Personal information
- Full name: Henry John Dockerty
- Date of birth: 1881
- Place of birth: Glasgow, Scotland
- Date of death: 1965 (aged 83–84)

Senior career*
- Years: Team / Apps / (Gls)
- St Kilda SC

= Harry Dockerty =

Pioneering soccer administrator

Henry John Dockerty was an early pioneer of soccer in Victoria and significant figure in its development as a leading administrator.

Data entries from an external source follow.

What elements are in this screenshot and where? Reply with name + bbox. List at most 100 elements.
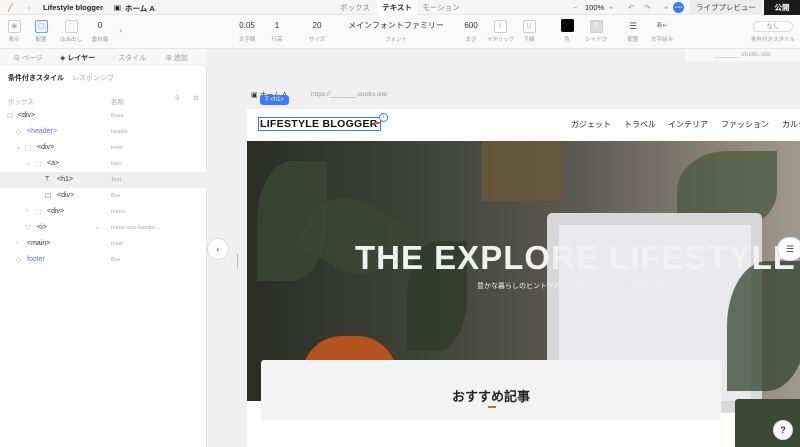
letter-spacing-value[interactable]: 0.05: [236, 19, 258, 33]
menu-icon[interactable]: ☰: [777, 237, 800, 261]
component-icon: ◇: [16, 257, 22, 264]
layer-class: inner: [111, 145, 124, 151]
typesetting-control[interactable]: あ↵ 文字組み: [650, 19, 674, 43]
font-family-value[interactable]: メインフォントファミリー: [348, 19, 444, 33]
shadow-icon: T: [589, 20, 603, 33]
tab-add[interactable]: ⊞ 追加: [166, 53, 188, 63]
font-weight-control[interactable]: 600 太さ: [460, 19, 482, 43]
layer-name: <div>: [18, 112, 36, 119]
layer-row[interactable]: ☐ <div> Box: [0, 188, 207, 204]
nav-culture[interactable]: カルチ: [782, 119, 800, 130]
recommended-card[interactable]: おすすめ記事: [261, 360, 721, 420]
undo-icon[interactable]: ↶: [628, 3, 634, 12]
chevron-right-icon[interactable]: ›: [16, 240, 18, 246]
live-preview-button[interactable]: ライブプレビュー: [690, 0, 762, 15]
color-control[interactable]: 色: [559, 19, 575, 43]
layer-row[interactable]: ⌄ ⬚ <div> inner: [0, 140, 207, 156]
chevron-down-icon[interactable]: ⌄: [26, 160, 31, 167]
align-icon: ☰: [628, 21, 638, 31]
tab-box[interactable]: ボックス: [333, 0, 377, 15]
tab-layers[interactable]: ◈ レイヤー: [60, 53, 95, 63]
subtab-conditional[interactable]: 条件付きスタイル: [8, 75, 64, 82]
recommended-title[interactable]: おすすめ記事: [261, 386, 721, 405]
tab-styles[interactable]: ◌ スタイル: [112, 53, 146, 63]
letter-spacing-label: 文字間: [238, 37, 256, 43]
add-member-icon[interactable]: +: [664, 3, 668, 12]
conditional-style-control[interactable]: なし 条件付きスタイル: [750, 19, 796, 43]
chevron-right-icon[interactable]: ›: [26, 208, 28, 214]
resize-handle[interactable]: [237, 254, 238, 268]
nav-interior[interactable]: インテリア: [668, 119, 708, 130]
chevron-right-icon[interactable]: ›: [119, 25, 122, 35]
wall-frame: [482, 141, 562, 201]
layer-name: <div>: [37, 144, 55, 151]
collapse-sidebar-button[interactable]: ‹: [207, 238, 229, 260]
layer-row[interactable]: ☐ <div> Base: [0, 108, 207, 124]
site-header[interactable]: T <h1> LIFESTYLE BLOGGER i ガジェット トラベル イン…: [247, 95, 800, 141]
zindex-control[interactable]: 0 重ね順: [90, 19, 110, 43]
shadow-control[interactable]: T シャドウ: [585, 19, 607, 43]
font-weight-value[interactable]: 600: [460, 19, 482, 33]
align-control[interactable]: ☰ 配置: [625, 19, 641, 43]
letter-spacing-control[interactable]: 0.05 文字間: [236, 19, 258, 43]
domain-field[interactable]: _______.studio.site: [685, 49, 800, 61]
overflow-control[interactable]: ⬚ はみ出し: [60, 19, 82, 43]
font-size-control[interactable]: 20 サイズ: [306, 19, 328, 43]
layer-name: <header>: [27, 128, 57, 135]
nav-fashion[interactable]: ファッション: [721, 119, 769, 130]
line-height-control[interactable]: 1 行高: [268, 19, 286, 43]
zoom-out-icon[interactable]: −: [573, 3, 577, 12]
zoom-in-icon[interactable]: +: [609, 3, 613, 12]
tab-motion[interactable]: モーション: [417, 0, 465, 15]
display-control[interactable]: ◉ 表示: [6, 19, 22, 43]
link-icon[interactable]: ⚲: [175, 94, 180, 102]
tab-text[interactable]: テキスト: [377, 0, 417, 15]
layer-row[interactable]: ⌄ ⬚ <a> logo: [0, 156, 207, 172]
editor-canvas[interactable]: _______.studio.site ▣ ホーム A https://____…: [207, 49, 800, 447]
help-button[interactable]: ?: [773, 420, 793, 440]
underline-control[interactable]: U 下線: [520, 19, 538, 43]
layer-row[interactable]: › <main> main: [0, 236, 207, 252]
zindex-value[interactable]: 0: [90, 19, 110, 33]
redo-icon[interactable]: ↷: [644, 3, 650, 12]
chevron-down-icon[interactable]: ⌄: [16, 144, 21, 151]
site-logo[interactable]: LIFESTYLE BLOGGER: [260, 118, 378, 130]
site-preview[interactable]: T <h1> LIFESTYLE BLOGGER i ガジェット トラベル イン…: [247, 95, 800, 447]
line-height-value[interactable]: 1: [268, 19, 286, 33]
nav-travel[interactable]: トラベル: [624, 119, 656, 130]
font-family-control[interactable]: メインフォントファミリー フォント: [348, 19, 444, 43]
layer-row-selected[interactable]: T <h1> Text: [0, 172, 207, 188]
layers-sidebar: ⊟ ページ ◈ レイヤー ◌ スタイル ⊞ 追加 条件付きスタイル レスポンシブ…: [0, 49, 207, 447]
layer-row[interactable]: › ⬚ <div> menu: [0, 204, 207, 220]
layer-row[interactable]: ◇ <header> header: [0, 124, 207, 140]
nav-gadget[interactable]: ガジェット: [571, 119, 611, 130]
font-size-value[interactable]: 20: [306, 19, 328, 33]
layer-class: menu: [111, 209, 125, 215]
studio-logo-icon[interactable]: ╱: [8, 3, 13, 12]
page-icon: ▣: [251, 92, 260, 99]
hero-subtitle[interactable]: 豊かな暮らしのヒントがみつかる、ライフスタイルマガジン: [477, 281, 666, 291]
font-family-label: フォント: [384, 37, 407, 43]
publish-button[interactable]: 公開: [764, 0, 800, 15]
arrange-control[interactable]: ▢ 配置: [33, 19, 49, 43]
selection-tag[interactable]: T <h1>: [260, 95, 289, 105]
project-name[interactable]: Lifestyle blogger: [43, 3, 103, 12]
layer-row[interactable]: ◇ footer Box: [0, 252, 207, 268]
page-name[interactable]: ホーム A: [125, 3, 155, 14]
tab-pages[interactable]: ⊟ ページ: [14, 53, 43, 63]
chevron-down-icon[interactable]: ⌄: [95, 224, 100, 231]
zoom-level[interactable]: 100%: [585, 3, 604, 12]
italic-control[interactable]: I イタリック: [487, 19, 514, 43]
arrange-label: 配置: [35, 37, 47, 43]
layer-row[interactable]: ♡ <i> ⌄ menu icon-hambu...: [0, 220, 207, 236]
sidebar-tabs: ⊟ ページ ◈ レイヤー ◌ スタイル ⊞ 追加: [0, 49, 207, 66]
layer-class: Box: [111, 193, 121, 199]
user-avatar[interactable]: studio: [673, 2, 684, 13]
layer-name: footer: [27, 256, 45, 263]
subtab-responsive[interactable]: レスポンシブ: [72, 75, 114, 82]
info-icon[interactable]: i: [379, 113, 388, 122]
layer-class: Box: [111, 257, 121, 263]
settings-icon[interactable]: ⚙: [193, 94, 199, 102]
hero-title[interactable]: THE EXPLORE LIFESTYLE: [355, 239, 796, 277]
conditional-style-value[interactable]: なし: [753, 21, 793, 32]
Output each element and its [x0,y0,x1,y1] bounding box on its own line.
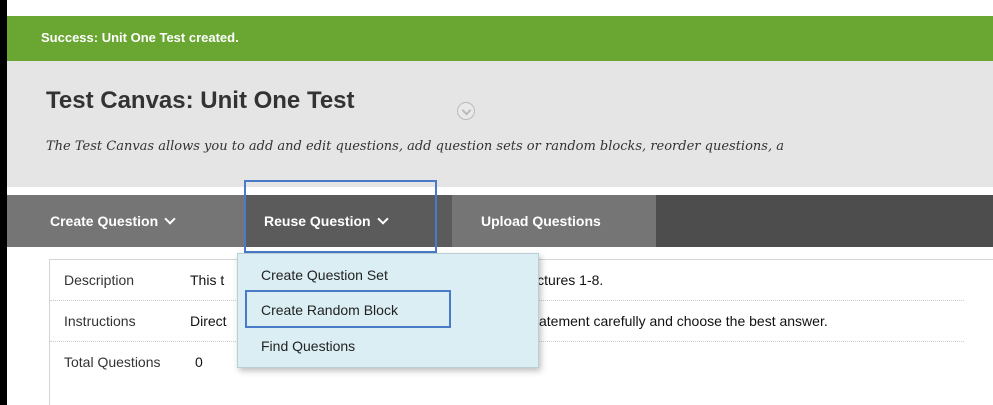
description-value-start: This t [190,272,225,288]
instructions-label: Instructions [64,313,136,329]
find-questions-item[interactable]: Find Questions [238,330,538,362]
instructions-value-end: atement carefully and choose the best an… [539,313,828,329]
chevron-down-icon [164,213,176,225]
create-question-label: Create Question [50,213,159,229]
create-question-button[interactable]: Create Question [7,195,237,247]
upload-questions-label: Upload Questions [481,213,601,229]
action-bar: Create Question Reuse Question Upload Qu… [7,195,993,247]
page-description: The Test Canvas allows you to add and ed… [46,139,784,154]
success-message: Success: Unit One Test created. [41,30,239,45]
success-notification: Success: Unit One Test created. [7,16,993,61]
total-questions-label: Total Questions [64,354,161,370]
upload-questions-button[interactable]: Upload Questions [452,195,656,247]
title-options-chevron-icon[interactable] [457,102,475,120]
page-header: Test Canvas: Unit One Test The Test Canv… [7,61,993,187]
description-label: Description [64,272,135,288]
page-title: Test Canvas: Unit One Test [46,87,355,114]
instructions-value-start: Direct [190,313,227,329]
page: Success: Unit One Test created. Test Can… [0,0,993,405]
create-random-block-highlight [245,290,451,328]
total-questions-value: 0 [195,354,203,370]
create-question-set-item[interactable]: Create Question Set [238,259,538,291]
window-edge [0,0,7,405]
reuse-question-highlight [244,180,437,253]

Dockerty was born near Glasgow in 1881. There he trained as a tailor before moving to Melbourne in his early twenties. He became a successful businessman in the clothing trade of Melbourne shortly after.

In 1908, his advertisements in local Melbourne papers initiated the rebirth of football in Victoria.

Dockerty formed the Dockerty Challenge Cup and re-establishment of the Victoria's 'British Association' league in 1909 (as president) which re-ignited competition football after years of stagnation due to the economic depression during the late 1890s. Dockerty quickly become a leading administrator of the game in Victoria. Dockerty was vice-president of the Victorian Amateur Soccer Football Association from 1945 to 1955 and president from 1956 until 1962. He was the president of the newly formed Victorian Soccer Federation from 1962 until his death in 1965.

== Legacy ==
The Dockerty cup continues to be played in 2024.

== Awards ==
Dockerty was posthumously inducted into Football Australia Hall of Fame in 1999.